The threat to operators is increasing with the migration of voice calls from the operators to VoIP providers such as Skype, WhatsApp and of course Nanu.
This threat to operators revenue stream and business model is real and growing, with the OTT’s rapidly reducing the operators revenue from their conventional services with very little benefit to the operators.
This has created a situation where the operators view the OTT’s as competitors to their existing revenue stream and business model which has prompted demands from the operators to regulate and ban the further expansion of these services in their domestic markets.
Nygate is right on all scores. Some telcos are trying to respond by being negative – by looking for governments to obstruct and burden the rising OTT players. But this is a wrong-headed strategy. At best it will slow the operator’s decline. It will not reverse it. Nygate was pessimistic about the prospects of any operator that refuses to revise their approach for dealing with OTT players.

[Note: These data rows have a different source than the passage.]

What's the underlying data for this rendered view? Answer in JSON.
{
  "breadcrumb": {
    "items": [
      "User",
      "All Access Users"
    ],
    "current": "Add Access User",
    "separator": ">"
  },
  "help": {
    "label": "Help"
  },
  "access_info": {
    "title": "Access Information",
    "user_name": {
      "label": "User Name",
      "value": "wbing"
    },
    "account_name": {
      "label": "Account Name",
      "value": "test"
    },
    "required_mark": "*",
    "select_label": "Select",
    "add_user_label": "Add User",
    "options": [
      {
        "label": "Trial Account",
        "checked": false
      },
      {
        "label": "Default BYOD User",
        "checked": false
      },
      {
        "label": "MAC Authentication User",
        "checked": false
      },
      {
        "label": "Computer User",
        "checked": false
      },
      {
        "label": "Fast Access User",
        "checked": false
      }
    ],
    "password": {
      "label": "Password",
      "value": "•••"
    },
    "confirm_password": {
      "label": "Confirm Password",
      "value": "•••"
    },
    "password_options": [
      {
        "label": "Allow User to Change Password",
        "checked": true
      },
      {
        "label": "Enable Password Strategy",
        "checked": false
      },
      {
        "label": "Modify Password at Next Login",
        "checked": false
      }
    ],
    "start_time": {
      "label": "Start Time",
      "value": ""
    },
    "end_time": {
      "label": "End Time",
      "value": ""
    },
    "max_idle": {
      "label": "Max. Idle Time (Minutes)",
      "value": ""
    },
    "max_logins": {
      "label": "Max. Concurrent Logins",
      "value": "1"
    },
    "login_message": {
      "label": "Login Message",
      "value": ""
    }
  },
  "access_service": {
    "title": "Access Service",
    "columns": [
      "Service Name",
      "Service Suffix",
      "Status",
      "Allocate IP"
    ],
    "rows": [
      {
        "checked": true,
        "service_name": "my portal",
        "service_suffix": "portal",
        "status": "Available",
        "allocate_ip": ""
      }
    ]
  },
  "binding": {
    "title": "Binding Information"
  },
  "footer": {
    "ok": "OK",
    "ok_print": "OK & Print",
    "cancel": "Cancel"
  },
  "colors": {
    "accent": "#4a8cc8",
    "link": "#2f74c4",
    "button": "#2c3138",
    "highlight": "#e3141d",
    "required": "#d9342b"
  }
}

Carriers and operators are demonstrating clear signs that they are protecting their existing revenues and business models. Their reliance on their marketing position and customer base, combined with a conviction that customer loyalty that has been built up over decades is sufficient for them to weather the storm, may ultimately prove to be their downfall.
Nygate suggests there is a better way forward, for all concerned.
The partnerships between carriers and OTT’s need to move to a model based on revenue sharing, where the operator can substitute the decline in revenue from their subscribers, with revenue generated by the OTT’s. It is incumbent on the OTT’s to compensate the carriers for the traffic that is routed over their infrastructure. However, the challenge faced by the OTT’s is that very often they do not have a credible and sustainable business model for revenue generation as their business models are routed in growth of user base as opposed to revenue generation and profitability.
Though Nygate is talking up his own business, he makes a lot good points. His analysis of the strategic risks is crisp and clear. OTT services can also be overhyped – growing the number of users is not the same as increasing the revenues earned from them. However, operators need to learn how to cut win-win deals with OTT players. Though OTT providers may sometimes seem like parasites, even a parasite suffers if its host is sick. OTT innovators must be allowed to experiment with supplying new features that customers will enjoy, whilst they must also generate and pass on enough revenue to sustain the underlying networks.